Serpentine Villa is located on the Temple at Lower Largo, at the point where a small road branches up to the beginning of the Serpentine walk to Upper Largo. The architect plans for the dwelling were drawn up in December 1876 by James Gillespie of St Andrews, for Captain David Watson. David Watson (1851-1939) was a ship master, like his father before him, Captain John Thompson Watson (1828-1892). Both men were Largo born and had long seafaring careers with the Empire Line of London (a topic that will be returned to in the future).
Watsons had lived at the Temple for some time and it seems likely that Serpentine Villa would have been built upon the site of an earlier cottage. It was constructed adjacent to 'Bombay Lodge', a dwelling that had been built several years earlier for another globe-trotter, civil engineer Thomas Craigie Glover. The year before commissioning the architect plans, David Watson had married Elizabeth Clark Philp (daughter of Benjamin Philp, commission agent and grain merchant who lived in Drummochy House). The couple were based in Anstruther while Serpentine Villa was built and finally moved into their Largo home circa 1880, in between the births of two of their sons. As David was usually on lengthy voyages, upon which his wife and family would sometimes accompany him, their Largo home was often occupied by friends and relatives. The 3 September 1891 Fifeshire Journal's list of 'summer visitors' below gives one example of this.
Census information shows that in 1881, Serpentine Villa was unoccupied. A decade later in 1891, Elsie Philp was living there with a servant and her nephews David and James Watson (ages 9 and 6). These were the two youngest of the four sons of Captain Watson. Elsie was one Elizabeth's maiden sisters. In 1901, the house was again unoccupied. Then by 1911, David, Elizabeth and two adult sons, David (now a banker) and James (a solicitor), were living at Serpentine Villa. David senior was described as "retired ship master" but in fact he did return to work for a spell during the First World War, before retiring for good. The newly available census data, for 1921, lists only David and Elizabeth at Serpentine Villa, with David being noted as "Shipmaster (Retired)".
David Watson enjoyed his retirement years at Serpentine Villa. He played golf and was an elder of Largo Parish Church. He died at home on 19 December 1939 aged 88. His widow, Elizabeth Watson (nee Philp) remained there until her death in 1946 aged 97 and then the house was put up for sale.
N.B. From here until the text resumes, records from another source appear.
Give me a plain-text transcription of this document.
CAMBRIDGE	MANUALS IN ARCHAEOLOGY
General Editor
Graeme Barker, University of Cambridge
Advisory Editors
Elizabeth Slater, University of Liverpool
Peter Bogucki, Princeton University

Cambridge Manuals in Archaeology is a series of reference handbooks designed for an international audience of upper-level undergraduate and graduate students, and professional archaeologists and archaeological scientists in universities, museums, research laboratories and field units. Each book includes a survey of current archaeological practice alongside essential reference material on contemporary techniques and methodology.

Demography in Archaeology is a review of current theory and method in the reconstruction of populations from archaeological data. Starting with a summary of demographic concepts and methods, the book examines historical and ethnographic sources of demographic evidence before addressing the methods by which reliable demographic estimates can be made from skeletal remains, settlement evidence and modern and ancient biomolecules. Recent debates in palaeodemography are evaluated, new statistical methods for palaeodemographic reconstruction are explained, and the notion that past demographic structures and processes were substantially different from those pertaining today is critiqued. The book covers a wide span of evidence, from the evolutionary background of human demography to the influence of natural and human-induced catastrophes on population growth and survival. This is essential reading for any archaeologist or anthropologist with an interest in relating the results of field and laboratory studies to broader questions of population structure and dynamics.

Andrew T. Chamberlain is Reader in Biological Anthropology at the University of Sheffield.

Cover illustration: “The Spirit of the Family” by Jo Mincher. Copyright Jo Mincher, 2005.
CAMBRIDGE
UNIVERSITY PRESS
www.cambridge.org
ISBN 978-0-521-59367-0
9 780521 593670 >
The advert below from 18 December 1946 Leven Mail states that the house would be "easily convertible into two flats or suitable for boarding house". The house was indeed flatted and had since been extended (see photograph above).
Below we can see the original north elevation of the house as newly built. The rear of the house can be seen at the far left of the black and white image further below. At the foot of this post is an annotated image of the west end of the Temple, naming all the dwellings, from Temple Green to Serpentine Villa. The Temple started with Burnside Cottages (the characterful white-washed buildings which were demolished in the late 1960s), then continued with the terraced row comprising Homelea, Thistle Cottage and Kincraig. The next dwellings were Temple Cottage (now Arndilly), Bay Cottage, Bombay Lodge (later Fernielaw Cottage and now Seascape) and finally Serpentine Villa - a building which has witnessed many changes in the past century and a half.